3. Given that small-scale enterprises benefit less from patient capital due to weak governance and information asymmetry, local governments or industry associations should take the lead in providing “green management” services to small and medium-sized enterprises (SMEs) that are willing to undergo green transformation but lack governance capacity. These services should help SMEs establish basic environmental management systems and green project evaluation frameworks, enabling them to connect with patient capital and use funds effectively. To address the challenges that small enterprises face—such as limited assets and difficulty securing collateral—platforms should conduct preliminary screening of promising green projects, provide governance guidance, and offer joint credit enhancement to lower the entry barriers and risk-identification costs for patient capital. Banks should be encouraged to include technical assistance or management consulting modules when providing green credit to SMEs, or to link loan interest rates to corporate environmental performance and governance improvements.

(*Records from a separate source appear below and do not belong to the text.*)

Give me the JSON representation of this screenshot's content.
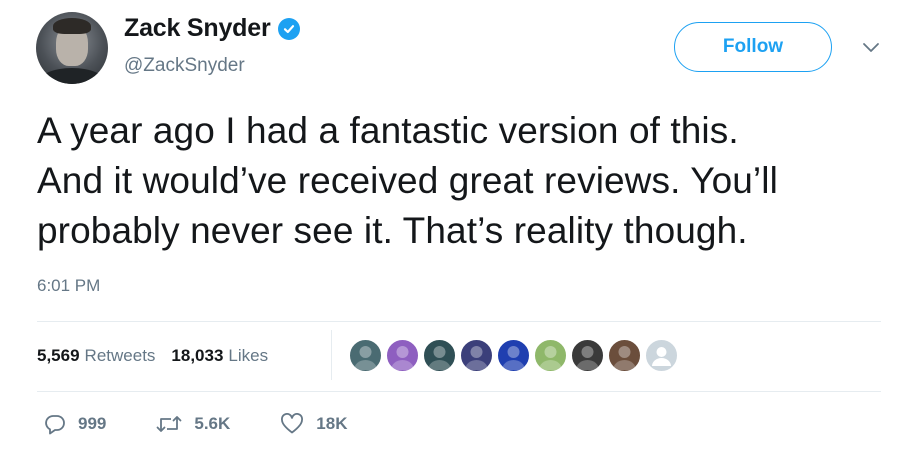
{
  "user": {
    "display_name": "Zack Snyder",
    "handle": "@ZackSnyder",
    "verified": true,
    "avatar_icon": "profile-photo"
  },
  "follow_button": {
    "label": "Follow",
    "color": "#1da1f2"
  },
  "tweet": {
    "lines": [
      "A year ago I had a fantastic version of this.",
      "And it would’ve received great reviews. You’ll",
      "probably never see it. That’s reality though."
    ],
    "time": "6:01 PM"
  },
  "stats": {
    "retweets": {
      "count": "5,569",
      "label": "Retweets"
    },
    "likes": {
      "count": "18,033",
      "label": "Likes"
    }
  },
  "likers": [
    {
      "icon": "user-avatar",
      "color": "#4a6b72"
    },
    {
      "icon": "user-avatar",
      "color": "#8e5fc0"
    },
    {
      "icon": "user-avatar",
      "color": "#2f4f55"
    },
    {
      "icon": "user-avatar",
      "color": "#3b3f7a"
    },
    {
      "icon": "user-avatar",
      "color": "#1f3fb0"
    },
    {
      "icon": "user-avatar",
      "color": "#8fb86a"
    },
    {
      "icon": "user-avatar",
      "color": "#3a3a3a"
    },
    {
      "icon": "user-avatar",
      "color": "#6b4e3c"
    },
    {
      "icon": "default-avatar",
      "color": "#ccd6dd"
    }
  ],
  "actions": {
    "reply": {
      "icon": "reply-icon",
      "count": "999"
    },
    "retweet": {
      "icon": "retweet-icon",
      "count": "5.6K"
    },
    "like": {
      "icon": "heart-icon",
      "count": "18K"
    }
  },
  "colors": {
    "accent": "#1da1f2",
    "secondary_text": "#657786",
    "primary_text": "#14171a",
    "divider": "#e6ecf0"
  }
}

For equity investors, the establishment of “green governance funds” could be explored to provide board-level support for green strategies alongside investment.

4. In light of the findings that managerial green cognition universally reinforces the effects of both types of patient capital, green training and environmental performance evaluations should be incorporated as soft criteria for applying for green credit or receiving green industry subsidies, thereby aligning external financial support with internal strategic consensus.

9. Limitations and Future Directions

This study has the following limitations. First, the sample consists solely of A-share listed companies, which generally have relatively stable financial foundations and face lower financing constraints. Therefore, caution is warranted when generalizing the findings to startups or unlisted companies. Patient capital may play an even more critical role for unlisted firms facing tighter financing constraints; future research could be extended to companies listed on the National Equities Exchange and Quotations (NEEQ) or the STAR Market. Second, to mitigate this limitation, this paper employs alternative indicators (the proportion of long-term debt and the shareholding ratio of stable institutional investors) in robustness tests for cross-validation, and the results support the core conclusions. Future research could develop a more refined measurement system for patient capital, incorporating long-term funding sources from multiple dimensions. Third, the measurement of managerial green cognition relies on annual report text analysis, which may be subject to measurement bias resulting from “exaggeration” or “greenwashing.” Fourth, although the mediation analysis employs the bootstrap method, a bidirectional causal relationship between ESG and green innovation may still exist. The transmission mechanism findings in this paper should therefore be interpreted as “evidence of association” rather than strict causal inference. Future research could further incorporate quasi-experimental designs (e.g., green finance reform pilot zones and carbon emissions trading pilot programs) to enhance the credibility of causal identification, and explore the moderating effects of additional contextual factors on the efficacy of patient capital.